Yes, the title of our blog today is a take off on the famous Shakespeare quote. The lovelorn Juliet, when she gets to know that her Capulet heart is throbbing for the sworn enemy clan Montague's heir, she responds with the passionate "What is in a name?"
I would like to change that expression a little, given the total annihilation of the terrorist camps by the Indian army. Someone in the army and in power corridors is indeed sensitive. Remember, in the Pahalgam attack, a young bride, a newly married wife, became within a week a widow due to a terrorist's bullet. She and the other women, whose husbands were killed right in front of their and their children's eyes, were told to "go, tell your Modi", are avenged early this morning.

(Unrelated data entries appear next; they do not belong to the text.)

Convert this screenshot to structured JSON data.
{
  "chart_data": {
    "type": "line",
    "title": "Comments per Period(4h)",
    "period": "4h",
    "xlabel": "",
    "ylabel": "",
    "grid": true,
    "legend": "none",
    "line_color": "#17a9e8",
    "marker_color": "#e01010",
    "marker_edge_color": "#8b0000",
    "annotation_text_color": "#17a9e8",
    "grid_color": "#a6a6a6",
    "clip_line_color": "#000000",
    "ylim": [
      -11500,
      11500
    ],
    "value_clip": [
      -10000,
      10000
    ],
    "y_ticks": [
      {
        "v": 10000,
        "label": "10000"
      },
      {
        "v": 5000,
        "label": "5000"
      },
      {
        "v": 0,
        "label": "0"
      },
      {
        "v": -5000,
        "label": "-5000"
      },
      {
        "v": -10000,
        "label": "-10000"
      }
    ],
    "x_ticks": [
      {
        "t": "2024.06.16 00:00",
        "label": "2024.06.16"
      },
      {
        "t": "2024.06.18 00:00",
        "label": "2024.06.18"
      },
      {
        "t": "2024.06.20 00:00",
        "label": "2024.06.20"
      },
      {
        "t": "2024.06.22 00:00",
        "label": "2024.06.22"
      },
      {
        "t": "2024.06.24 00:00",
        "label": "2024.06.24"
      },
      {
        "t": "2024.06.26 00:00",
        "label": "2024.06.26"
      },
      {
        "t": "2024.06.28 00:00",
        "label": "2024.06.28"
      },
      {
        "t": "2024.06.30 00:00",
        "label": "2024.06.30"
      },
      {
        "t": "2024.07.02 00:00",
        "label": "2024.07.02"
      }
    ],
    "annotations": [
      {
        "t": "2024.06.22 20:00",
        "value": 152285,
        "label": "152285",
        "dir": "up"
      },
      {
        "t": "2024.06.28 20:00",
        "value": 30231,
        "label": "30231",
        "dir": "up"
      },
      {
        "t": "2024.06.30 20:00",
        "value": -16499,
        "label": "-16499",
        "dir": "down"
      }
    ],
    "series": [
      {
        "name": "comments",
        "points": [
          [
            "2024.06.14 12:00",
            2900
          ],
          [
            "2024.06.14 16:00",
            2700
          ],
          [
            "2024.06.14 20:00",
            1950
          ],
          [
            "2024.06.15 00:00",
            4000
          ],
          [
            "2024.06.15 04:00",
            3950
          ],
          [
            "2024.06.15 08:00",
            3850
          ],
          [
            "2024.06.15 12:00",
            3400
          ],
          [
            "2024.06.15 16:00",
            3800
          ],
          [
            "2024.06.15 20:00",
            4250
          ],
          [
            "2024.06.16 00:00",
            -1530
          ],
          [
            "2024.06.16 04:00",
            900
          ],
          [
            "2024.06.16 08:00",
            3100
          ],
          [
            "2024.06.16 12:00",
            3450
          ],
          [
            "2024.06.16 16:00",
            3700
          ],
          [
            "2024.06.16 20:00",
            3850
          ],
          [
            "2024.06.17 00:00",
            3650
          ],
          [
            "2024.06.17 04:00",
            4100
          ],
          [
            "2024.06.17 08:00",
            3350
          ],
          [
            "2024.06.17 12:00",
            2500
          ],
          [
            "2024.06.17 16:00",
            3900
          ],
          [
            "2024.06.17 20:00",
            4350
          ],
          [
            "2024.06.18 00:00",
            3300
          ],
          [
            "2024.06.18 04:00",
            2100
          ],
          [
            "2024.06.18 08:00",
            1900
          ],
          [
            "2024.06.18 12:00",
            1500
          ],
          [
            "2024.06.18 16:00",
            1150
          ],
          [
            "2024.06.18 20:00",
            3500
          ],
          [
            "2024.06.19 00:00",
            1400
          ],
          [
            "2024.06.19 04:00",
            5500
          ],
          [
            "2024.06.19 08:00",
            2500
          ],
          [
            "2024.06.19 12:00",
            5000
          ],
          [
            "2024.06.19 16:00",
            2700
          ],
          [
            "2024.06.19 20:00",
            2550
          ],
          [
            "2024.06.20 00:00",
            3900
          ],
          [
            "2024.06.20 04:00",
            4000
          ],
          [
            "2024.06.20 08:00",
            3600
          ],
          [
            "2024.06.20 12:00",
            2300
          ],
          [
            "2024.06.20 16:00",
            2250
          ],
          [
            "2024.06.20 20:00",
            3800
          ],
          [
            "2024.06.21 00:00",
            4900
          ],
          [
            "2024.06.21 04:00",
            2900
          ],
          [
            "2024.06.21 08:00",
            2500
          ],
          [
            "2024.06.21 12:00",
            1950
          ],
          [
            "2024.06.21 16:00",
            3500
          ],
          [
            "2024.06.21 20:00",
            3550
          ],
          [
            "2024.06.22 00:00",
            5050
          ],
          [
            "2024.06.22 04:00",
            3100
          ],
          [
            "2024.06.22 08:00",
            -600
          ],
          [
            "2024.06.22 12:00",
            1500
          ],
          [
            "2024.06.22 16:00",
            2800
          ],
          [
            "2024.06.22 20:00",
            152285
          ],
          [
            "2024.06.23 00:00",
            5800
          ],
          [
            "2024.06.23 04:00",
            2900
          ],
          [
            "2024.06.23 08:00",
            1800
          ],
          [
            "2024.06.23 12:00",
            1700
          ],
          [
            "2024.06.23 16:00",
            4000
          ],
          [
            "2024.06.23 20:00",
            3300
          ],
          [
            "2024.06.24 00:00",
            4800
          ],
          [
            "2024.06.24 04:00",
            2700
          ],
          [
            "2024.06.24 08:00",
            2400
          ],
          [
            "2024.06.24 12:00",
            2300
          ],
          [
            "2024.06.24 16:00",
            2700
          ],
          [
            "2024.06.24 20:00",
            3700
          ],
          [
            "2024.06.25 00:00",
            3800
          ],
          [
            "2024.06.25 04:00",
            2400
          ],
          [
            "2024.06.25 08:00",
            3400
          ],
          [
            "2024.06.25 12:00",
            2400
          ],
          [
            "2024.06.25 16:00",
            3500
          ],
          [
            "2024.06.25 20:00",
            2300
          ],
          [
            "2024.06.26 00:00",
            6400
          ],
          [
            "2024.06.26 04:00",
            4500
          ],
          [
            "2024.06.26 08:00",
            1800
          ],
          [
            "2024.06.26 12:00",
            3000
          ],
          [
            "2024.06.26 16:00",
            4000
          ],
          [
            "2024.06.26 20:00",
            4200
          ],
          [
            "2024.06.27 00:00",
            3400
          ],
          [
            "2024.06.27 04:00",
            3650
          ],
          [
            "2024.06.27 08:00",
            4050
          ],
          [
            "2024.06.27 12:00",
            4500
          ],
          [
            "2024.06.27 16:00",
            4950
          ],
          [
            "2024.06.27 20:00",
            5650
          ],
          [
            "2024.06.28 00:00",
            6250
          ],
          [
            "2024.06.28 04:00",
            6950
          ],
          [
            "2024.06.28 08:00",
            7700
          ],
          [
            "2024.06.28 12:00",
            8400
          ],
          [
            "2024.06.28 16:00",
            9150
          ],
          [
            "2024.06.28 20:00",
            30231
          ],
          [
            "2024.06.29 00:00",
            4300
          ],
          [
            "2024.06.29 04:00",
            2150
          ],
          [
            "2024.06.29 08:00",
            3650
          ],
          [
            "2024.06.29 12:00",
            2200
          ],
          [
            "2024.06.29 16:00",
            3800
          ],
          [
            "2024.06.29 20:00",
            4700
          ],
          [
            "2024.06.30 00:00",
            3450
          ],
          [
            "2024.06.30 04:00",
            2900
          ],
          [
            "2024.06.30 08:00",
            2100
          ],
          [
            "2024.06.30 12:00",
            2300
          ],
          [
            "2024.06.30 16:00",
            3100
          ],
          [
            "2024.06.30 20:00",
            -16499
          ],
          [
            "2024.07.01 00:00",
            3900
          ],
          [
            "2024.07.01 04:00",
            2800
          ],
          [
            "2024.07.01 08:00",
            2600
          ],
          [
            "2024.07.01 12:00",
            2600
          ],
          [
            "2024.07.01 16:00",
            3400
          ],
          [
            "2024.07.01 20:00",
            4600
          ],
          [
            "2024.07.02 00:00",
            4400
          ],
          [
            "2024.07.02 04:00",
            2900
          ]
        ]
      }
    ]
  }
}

The operation is called "Operation Sindoor". In India, "Sindoor" has a significance. Often it is so quoted in famous filmy dialogues, be it from "Amar Prem" or "Om Shanti Om". Somebody in the army or the power echelons remembered these quotes, most importantly, their significance, and hence the title to the anti terrorist operation. Highly evocative emotionally is the accompanying visual.
Such a creative use of a quote is a brilliant example of how to use a logo, a quote, a symbol, a tag line without being accused of violating the IPR. Surely, right now, nobody would be in the mood to evoke the Intellectual Property Right, very famous due to the turmeric and Basmati cases, and getting extremely complicated in the AI era, though there is no knowing about people who always try to wipe out others' line, or sindoor. Like the terrorists!
Pratima@ As Colonel Sophia Quereshi and Wing Commander Vyomika Singh were chosen to brief the country about the counter-attack, no strident feminism in a militantly shallow and "modern" mode could read any "traditional" negativity, et al, in the title of the operation, right?